Tuesday, November 24, 2009

Jim Collins at Educause09


Jim Collins, author of Good to Great gave the keynote address at Educause 09 in Denver. The video of his presentation wasn't made available on the educause site, but he does have a number of videos on his site if you're interested. Here's an educause podcast featuring some highlights. The following are just some of the notables that he covered that i was able to scribble down:

Good is the enemy of great.
Don't study the successful, study the contrast.
What's the difference there?
Greatness is a function of conscious choice and discipline.
It's an interesting study like studying train wrecks
How do the great fall?
Why do some great lose it, while others do not?
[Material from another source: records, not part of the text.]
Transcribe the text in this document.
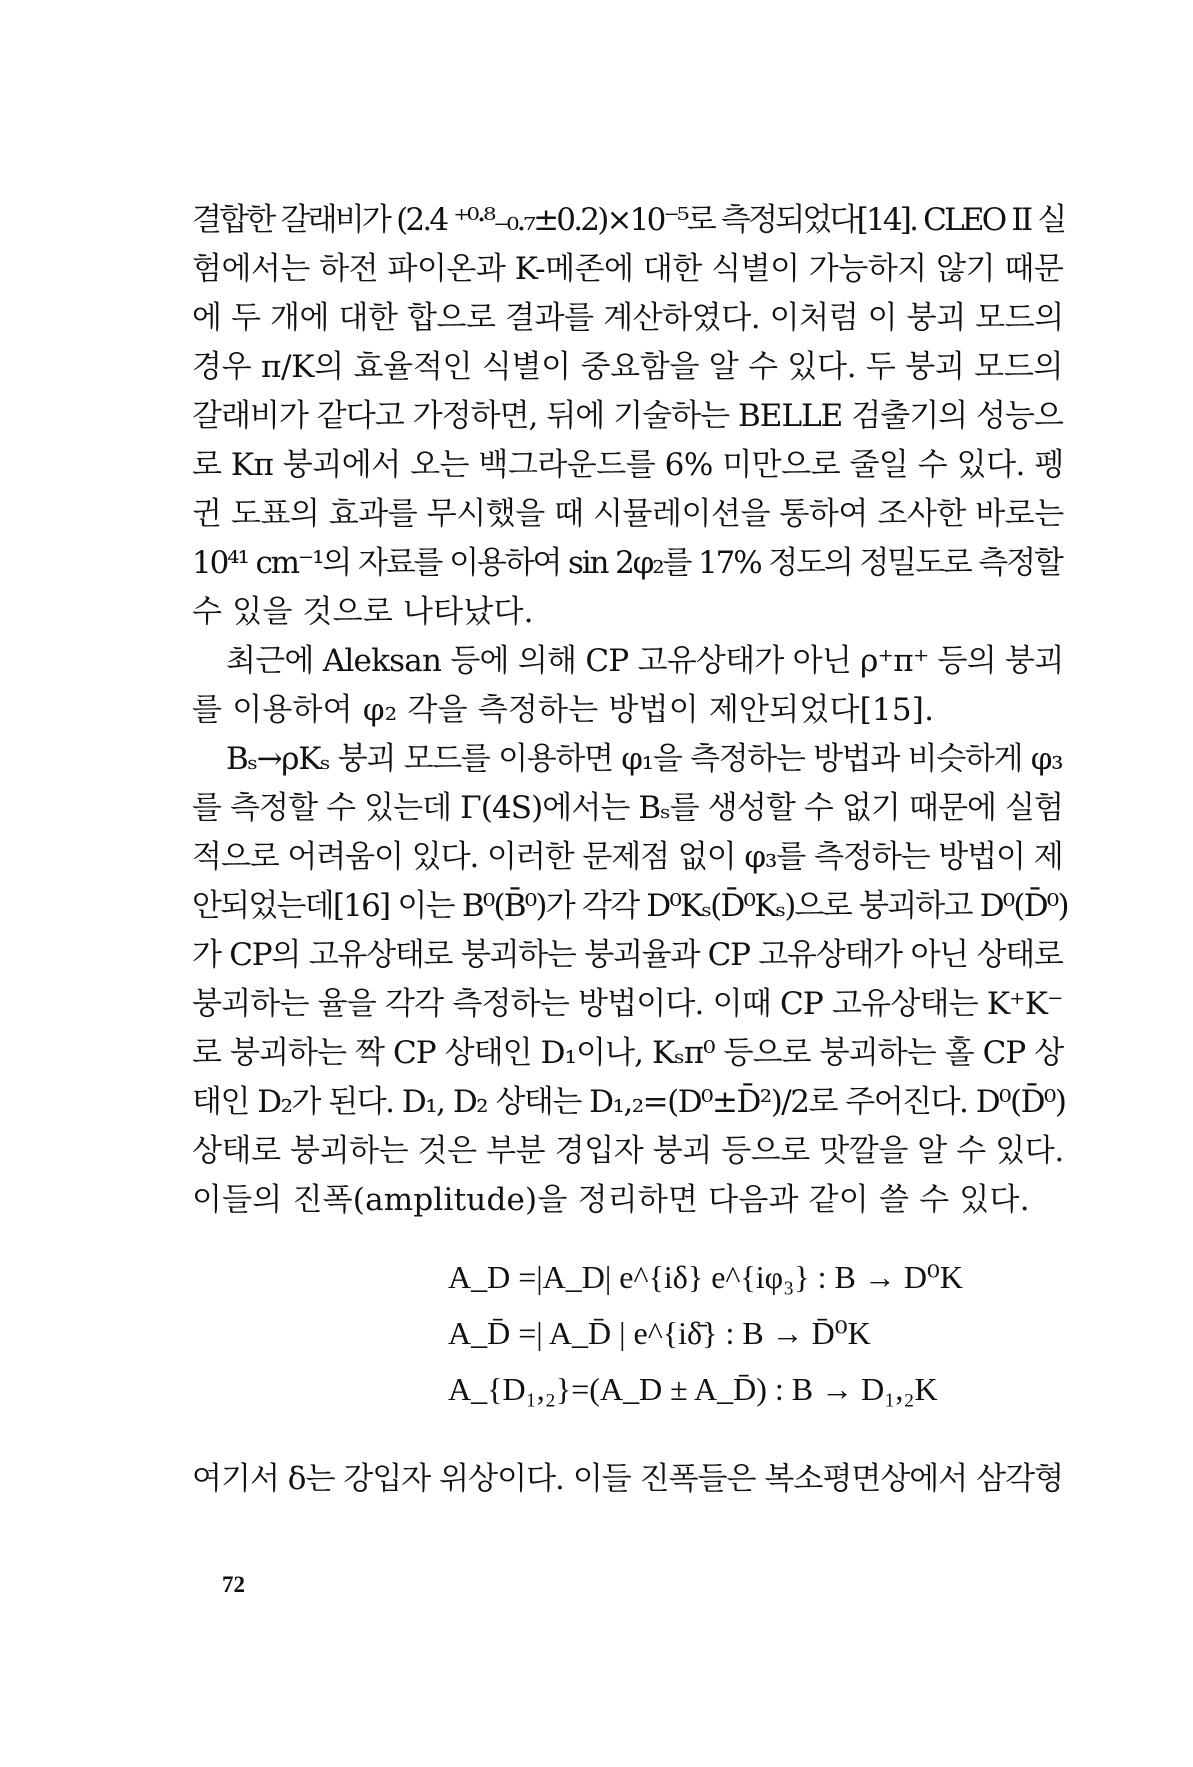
결합한 갈래비가 (2.4 ⁺⁰·⁸₋₀.₇±0.2)×10⁻⁵로 측정되었다[14]. CLEO II 실

험에서는 하전 파이온과 K-메존에 대한 식별이 가능하지 않기 때문

에 두 개에 대한 합으로 결과를 계산하였다. 이처럼 이 붕괴 모드의

경우 π/K의 효율적인 식별이 중요함을 알 수 있다. 두 붕괴 모드의

갈래비가 같다고 가정하면, 뒤에 기술하는 BELLE 검출기의 성능으

로 Kπ 붕괴에서 오는 백그라운드를 6% 미만으로 줄일 수 있다. 펭

귄 도표의 효과를 무시했을 때 시뮬레이션을 통하여 조사한 바로는

10⁴¹ cm⁻¹의 자료를 이용하여 sin 2φ₂를 17% 정도의 정밀도로 측정할

수 있을 것으로 나타났다.

최근에 Aleksan 등에 의해 CP 고유상태가 아닌 ρ⁺π⁺ 등의 붕괴

를 이용하여 φ₂ 각을 측정하는 방법이 제안되었다[15].

Bₛ→ρKₛ 붕괴 모드를 이용하면 φ₁을 측정하는 방법과 비슷하게 φ₃

를 측정할 수 있는데 Γ(4S)에서는 Bₛ를 생성할 수 없기 때문에 실험

적으로 어려움이 있다. 이러한 문제점 없이 φ₃를 측정하는 방법이 제

안되었는데[16] 이는 B⁰(B̄⁰)가 각각 D⁰Kₛ(D̄⁰Kₛ)으로 붕괴하고 D⁰(D̄⁰)

가 CP의 고유상태로 붕괴하는 붕괴율과 CP 고유상태가 아닌 상태로

붕괴하는 율을 각각 측정하는 방법이다. 이때 CP 고유상태는 K⁺K⁻

로 붕괴하는 짝 CP 상태인 D₁이나, Kₛπ⁰ 등으로 붕괴하는 홀 CP 상

태인 D₂가 된다. D₁, D₂ 상태는 D₁,₂=(D⁰±D̄²)/2로 주어진다. D⁰(D̄⁰)

상태로 붕괴하는 것은 부분 경입자 붕괴 등으로 맛깔을 알 수 있다.

이들의 진폭(amplitude)을 정리하면 다음과 같이 쓸 수 있다.

A_D =|A_D| e^{iδ} e^{iφ₃} : B → D⁰K
A_D̄ =| A_D̄ | e^{iδ̄} : B → D̄⁰K
A_{D₁,₂}=(A_D ± A_D̄) : B → D₁,₂K

여기서 δ는 강입자 위상이다. 이들 진폭들은 복소평면상에서 삼각형

72
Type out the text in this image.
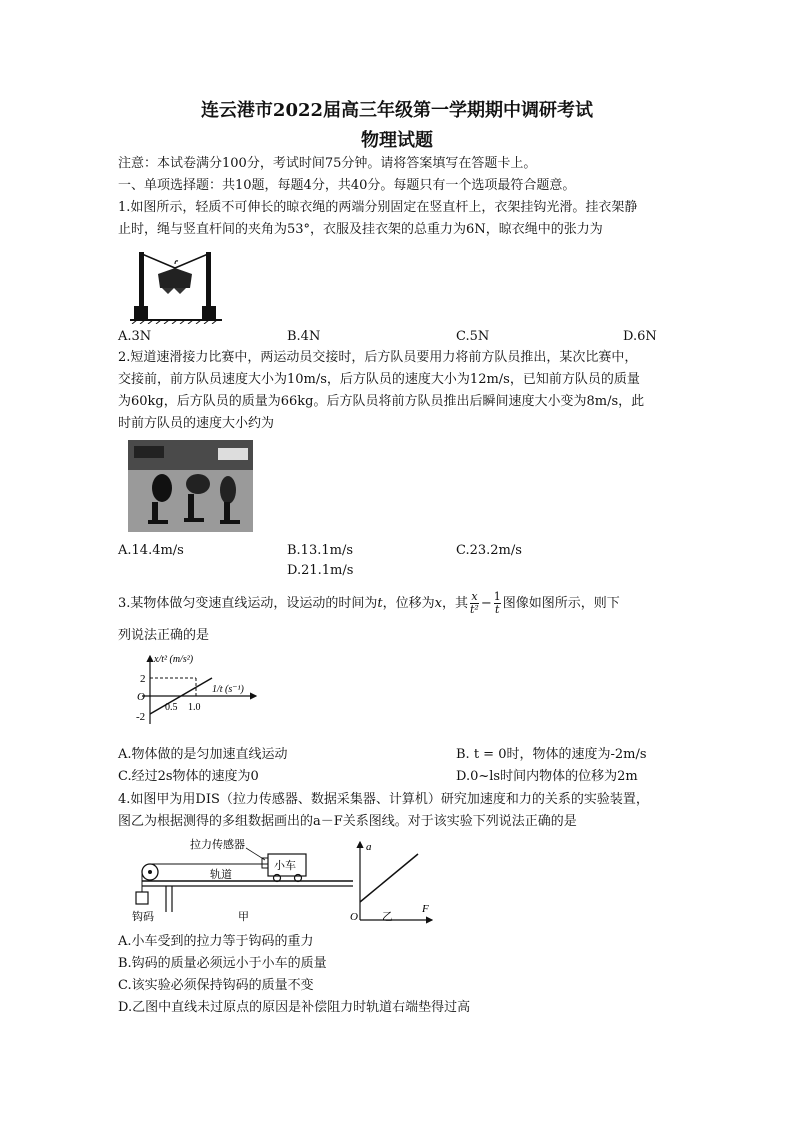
连云港市2022届高三年级第一学期期中调研考试
物理试题
注意：本试卷满分100分，考试时间75分钟。请将答案填写在答题卡上。
一、单项选择题：共10题，每题4分，共40分。每题只有一个选项最符合题意。
1.如图所示，轻质不可伸长的晾衣绳的两端分别固定在竖直杆上，衣架挂钩光滑。挂衣架静
止时，绳与竖直杆间的夹角为53°，衣服及挂衣架的总重力为6N，晾衣绳中的张力为
A.3N	B.4N	C.5N	D.6N
2.短道速滑接力比赛中，两运动员交接时，后方队员要用力将前方队员推出，某次比赛中，
交接前，前方队员速度大小为10m/s，后方队员的速度大小为12m/s，已知前方队员的质量
为60kg，后方队员的质量为66kg。后方队员将前方队员推出后瞬间速度大小变为8m/s，此
时前方队员的速度大小约为
A.14.4m/s	B.13.1m/s	C.23.2m/s
D.21.1m/s
3.某物体做匀变速直线运动，设运动的时间为t，位移为x，其 $\frac{x}{\text{t²}} - \frac{1}{t}$ 图像如图所示，则下
列说法正确的是
x/t² (m/s²)
1/t (s⁻¹)
O
2
-2
0.5 1.0
A.物体做的是匀加速直线运动	B. t = 0时，物体的速度为-2m/s
C.经过2s物体的速度为0	D.0~ls时间内物体的位移为2m
4.如图甲为用DIS（拉力传感器、数据采集器、计算机）研究加速度和力的关系的实验装置，
图乙为根据测得的多组数据画出的a－F关系图线。对于该实验下列说法正确的是
拉力传感器
小车
轨道
钩码	甲
a
F
O 乙
A.小车受到的拉力等于钩码的重力
B.钩码的质量必须远小于小车的质量
C.该实验必须保持钩码的质量不变
D.乙图中直线未过原点的原因是补偿阻力时轨道右端垫得过高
The Five Stages of Decline
1 Hubris born of success --- the moment you think you're great, you're not
2 Undisciplined pursuit of more --- great ones fail because they reach too far
3 Denial of risk and peril --- Stockdale Paradox the optimists didn't make it
4 Grasping for salvation --- think fly wheel, not silver bullet
5 Capitulation to irrelevance or death --- can't come back from here

It is those who are consistently disciplined who are most open to change.

The signature of mediocrity is chronic inconsistency.

Stop spending your energy on being interesting, work on being interested.

Be rigorous in getting the right people on the bus, not ruthless.

The right people ...
... don't have to be managed
... don't have a job, they have responsibilities
... do what they say
... window mirror maturity, credit through window, blame themselves
... bring passion

Ten To Do Items
1) Do your diagnostics on your team, free tool at jimcollins.com
2) How many key seats do we have on our minibus? what are plans to get to 100%
3) Build a personal board of directors, people you admire for their character
4) Get young people in your face, we may be cultivating a level 5 generation
5) Turn off electornic gadgets, create pockets of quietude. You cannot have disciplined thought with e-mail/phone/twitter.. THINK
6) Can you question your questions to statements ratio? The number of questions you ask compared to the number of statements you make. Great leaders don't have all the answers, they have experts who they ask questions. Can you double your ratio in a year?
7) Start your "stop doing" list, work is infinite, time is finite.
8) Suspend titles, articulate responsibilities "i am the one person ultimately responsible for x,y,z"
9) Discover waterline risks and take them away, risks below waterline can sink you.
10) Set BHAGs (Big Hairy Audacious Goals), Peter Drucker was asked which book are you most proud of? His response, "the next one i'm about to write"

We aren't imprisoned by mistakes, cards we're dealt, staggering defeats, we are freed by our choices.